Data from Glassnode and analyzed by CryptoSlate shows a perfect storm of potential buying pressure building. However, macro uncertainty continues to weigh heavily.
Bitcoin: Stablecoin Supply Ratio
The Stablecoin Supply Ratio (SSR) is calculated by dividing the Bitcoin market cap by the market cap of all stablecoins. By comparing the market caps of Bitcoin and stablecoins, the SSR can be considered a measure of strength between the two.
A high SSR indicates low potential buying pressure and is considered bearish. In contrast, a low SSR means high potential buying pressure making this situation bullish.
The chart below shows the SSR on a macro downtrend since the start of 2018, moving significantly lower from July 2021 onwards and sinking further into 2022.
A current reading of 2.28 shows for every $1 in stablecoins, there are $2.28 of Bitcoin – a situation of high potential buying pressure for Bitcoin.
Stablecoin: Balance on Exchanges
Stablecoins: Balance on Exchanges (SBoE) looks at the total number of stablecoins held on exchanges. Rising SBoE is considered bullish, indicating a continual build-up of sidelined liquidity ready to pounce.
SBoE began trending higher from January this year to peak at approximately $46 billion at present.
Given macro uncertainty, it is likely that sidelined liquidity is waiting for a bottom in legacy markets before cycling into Bitcoin and other cryptocurrencies.
Stablecoin: Exchange Net Flow Volume
The Stablecoin: Exchange Net Flow Volume shows the daily net movement of stablecoins into and out of exchanges for the top four stablecoins. Those are USDT, USDC, BUSD, and DAI, but the data only includes movements via the Ethereum blockchain.

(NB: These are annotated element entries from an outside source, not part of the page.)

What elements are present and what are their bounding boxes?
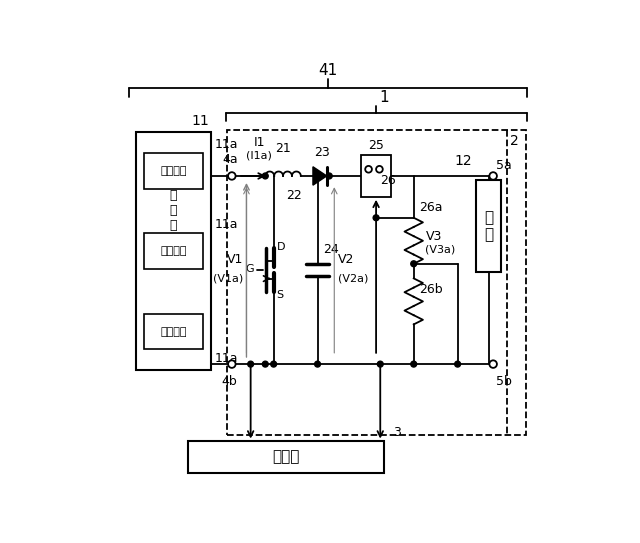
Circle shape [373,215,379,220]
Text: D: D [276,242,285,252]
Bar [144,314,203,350]
Circle shape [326,173,332,179]
Circle shape [411,361,417,367]
Text: 41: 41 [318,62,338,78]
Text: 熱電素子: 熱電素子 [160,327,186,337]
Circle shape [376,166,383,173]
Text: 11a: 11a [215,351,239,364]
Text: 4a: 4a [222,153,237,166]
Bar [136,132,211,370]
Circle shape [315,173,321,179]
Circle shape [228,361,236,368]
Text: 11: 11 [191,114,209,128]
Text: 2: 2 [510,134,518,148]
Circle shape [365,166,372,173]
Text: 3: 3 [393,426,401,439]
Text: 処理部: 処理部 [273,450,300,465]
Text: 26b: 26b [419,282,442,295]
Circle shape [262,173,268,179]
Text: V1: V1 [227,253,243,266]
Text: (V1a): (V1a) [213,273,243,283]
Circle shape [315,361,321,367]
Text: 5b: 5b [495,375,511,388]
Text: S: S [276,290,284,300]
Bar [144,153,203,188]
Text: 26: 26 [380,174,396,187]
Text: 26a: 26a [419,200,442,213]
Text: I1: I1 [253,136,265,149]
Circle shape [411,261,417,267]
Text: 負
荷: 負 荷 [484,210,493,242]
Text: 21: 21 [275,142,291,155]
Bar [476,180,500,272]
Circle shape [248,361,253,367]
Text: 5a: 5a [495,159,511,172]
Text: (I1a): (I1a) [246,150,272,160]
Text: 4b: 4b [222,375,237,388]
Text: G: G [245,264,253,274]
Circle shape [490,361,497,368]
Text: V3: V3 [426,230,442,243]
Text: 11a: 11a [215,138,239,151]
Text: 熱電素子: 熱電素子 [160,166,186,176]
Text: 24: 24 [323,243,339,256]
Text: 25: 25 [368,138,384,151]
Text: (V3a): (V3a) [426,244,456,254]
Text: V2: V2 [338,253,354,266]
Bar [188,441,385,473]
Circle shape [490,172,497,180]
Circle shape [228,172,236,180]
Circle shape [378,361,383,367]
Bar [361,155,391,197]
Text: 熱電素子: 熱電素子 [160,246,186,256]
Circle shape [271,361,276,367]
Text: 23: 23 [314,146,330,159]
Text: 22: 22 [286,188,302,201]
Circle shape [314,173,320,179]
Polygon shape [313,167,327,185]
Circle shape [262,361,268,367]
Bar [227,130,526,435]
Circle shape [454,361,461,367]
Text: (V2a): (V2a) [338,273,368,283]
Text: ・
・
・: ・ ・ ・ [170,190,177,232]
Text: 11a: 11a [215,218,239,231]
Text: 12: 12 [454,154,472,168]
Bar [144,233,203,269]
Text: 1: 1 [380,90,389,105]
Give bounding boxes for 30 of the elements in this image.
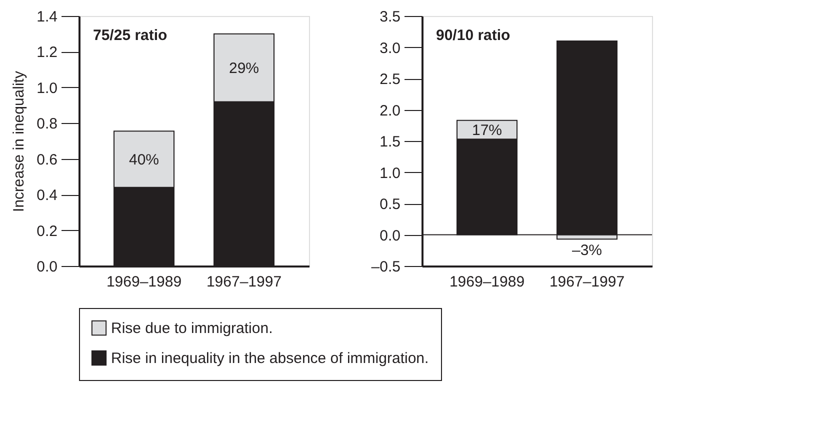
y-tick-label: 0.8: [36, 116, 58, 133]
text: 75/25 ratio: [93, 27, 168, 44]
y-tick-label: 1.0: [380, 164, 400, 182]
y-tick-label: 1.2: [36, 44, 58, 62]
y-tick-label: 3.0: [380, 40, 400, 57]
x-tick-label: 1967–1997: [549, 274, 625, 290]
y-tick-label: 0.2: [36, 222, 58, 240]
x-tick-label: 1969–1989: [449, 274, 525, 290]
y-tick-label: 3.5: [380, 8, 400, 26]
y-tick-label: 0.0: [36, 258, 58, 276]
annotation: 17%: [472, 122, 502, 139]
y-tick-label: 0.0: [380, 227, 400, 244]
y-tick-label: 2.0: [380, 102, 400, 120]
annotation: –3%: [572, 242, 602, 260]
y-axis-title: Increase in inequality: [10, 70, 28, 212]
annotation: 40%: [128, 151, 160, 168]
y-tick-label: –0.5: [371, 258, 400, 276]
annotation: 29%: [228, 60, 260, 77]
legend-label: Rise in inequality in the absence of immigration.: [111, 350, 429, 367]
legend-label: Rise due to immigration.: [111, 320, 273, 337]
y-tick-label: 1.5: [380, 134, 400, 150]
y-tick-label: 0.6: [36, 151, 58, 168]
y-tick-label: 1.0: [36, 80, 58, 97]
y-tick-label: 2.5: [380, 71, 400, 88]
text: 90/10 ratio: [436, 27, 510, 44]
y-tick-label: 0.5: [380, 196, 400, 213]
y-tick-label: 1.4: [36, 8, 58, 26]
x-tick-label: 1969–1989: [106, 274, 182, 290]
y-tick-label: 0.4: [36, 187, 58, 204]
x-tick-label: 1967–1997: [206, 274, 282, 290]
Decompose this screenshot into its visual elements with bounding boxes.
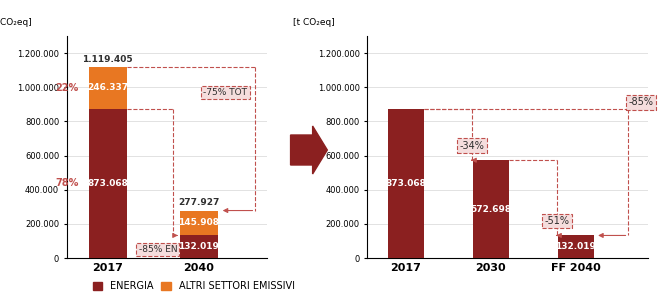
Text: 1.119.405: 1.119.405 — [82, 55, 133, 64]
Text: 246.337: 246.337 — [88, 83, 128, 92]
Bar — [180, 211, 218, 236]
Bar — [180, 236, 218, 258]
Text: 132.019: 132.019 — [555, 242, 596, 251]
Text: -85% EN: -85% EN — [138, 245, 177, 254]
Legend: ENERGIA, ALTRI SETTORI EMISSIVI: ENERGIA, ALTRI SETTORI EMISSIVI — [89, 278, 299, 295]
Text: -51%: -51% — [544, 216, 570, 226]
Y-axis label: [t CO₂eq]: [t CO₂eq] — [293, 18, 335, 27]
Text: 132.019: 132.019 — [178, 242, 219, 251]
Text: 78%: 78% — [55, 178, 79, 188]
Bar — [558, 236, 594, 258]
Text: 277.927: 277.927 — [178, 199, 220, 208]
Bar — [473, 160, 508, 258]
Text: -85%: -85% — [629, 97, 653, 107]
Y-axis label: [t CO₂eq]: [t CO₂eq] — [0, 18, 31, 27]
Text: -34%: -34% — [460, 141, 484, 151]
Bar — [388, 109, 424, 258]
Text: 572.698: 572.698 — [470, 205, 511, 214]
Bar — [89, 67, 127, 109]
Text: 873.068: 873.068 — [385, 179, 426, 188]
Text: 145.908: 145.908 — [178, 218, 219, 227]
Text: -75% TOT: -75% TOT — [204, 88, 247, 97]
Bar — [89, 109, 127, 258]
Text: 22%: 22% — [55, 83, 79, 93]
Text: 873.068: 873.068 — [88, 179, 128, 188]
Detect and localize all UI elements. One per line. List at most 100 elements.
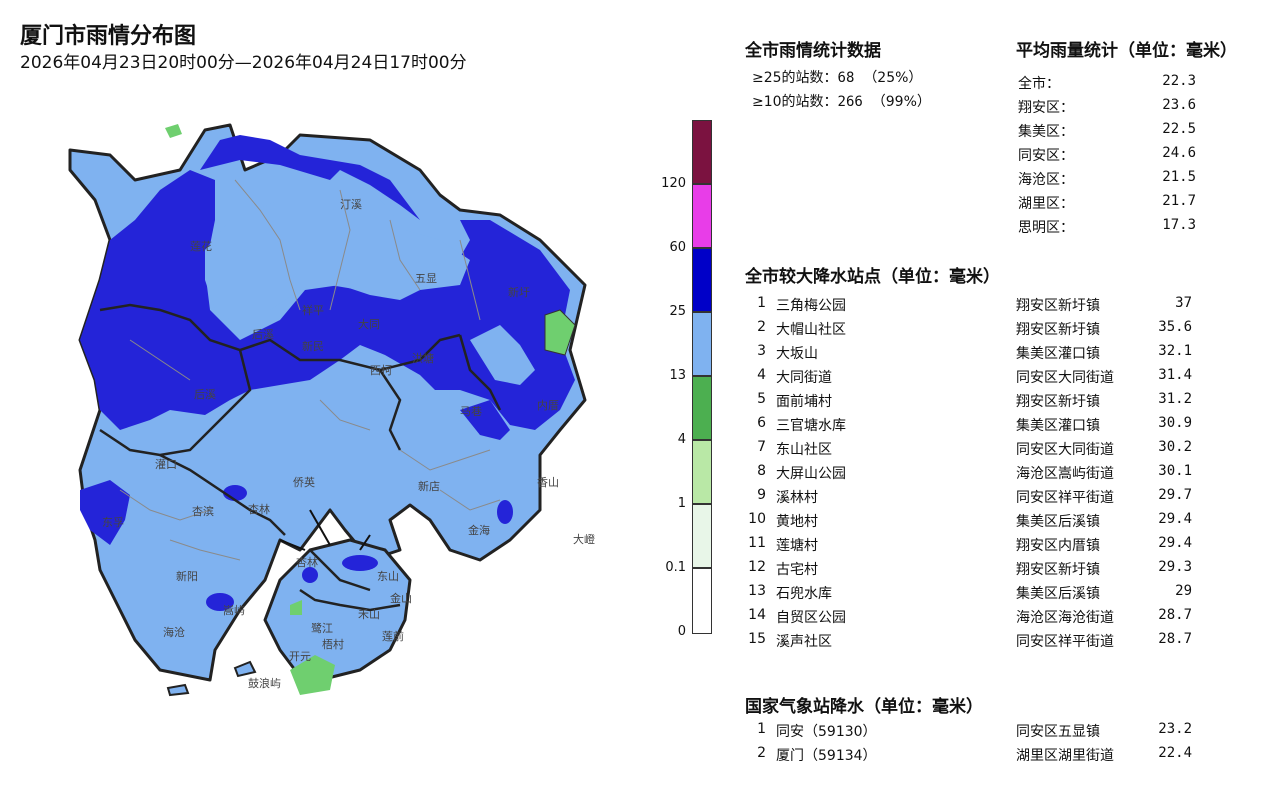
station-rainfall-value: 28.7 [1158,607,1192,623]
avg-title: 平均雨量统计（单位：毫米） [1016,41,1237,61]
place-label: 杏林 [296,555,318,569]
heavy-rain-spot [206,593,234,611]
place-label: 祥平 [302,303,324,317]
row-index: 6 [757,415,766,431]
place-label: 大嶝 [573,532,595,546]
moderate-rain-region [470,325,535,385]
heavy-rain-east-region [460,400,510,440]
stats-row: ≥25的站数：68 （25%） [752,67,922,87]
place-label: 新民 [302,339,324,353]
station-name: 东山社区 [776,442,832,458]
heavy-rain-spot [342,555,378,571]
station-location: 同安区祥平街道 [1016,634,1114,650]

Positive net flow (green) refers to inflows of stablecoins into exchanges, increasing the supply held. Negative net flow (red) is when exchanges experience overall outflows.
The chart below shows current inflows come in at over $1 billion, marking the seventh-highest inflows to date – providing further confirmation of traders readying to pounce once favorable market conditions present.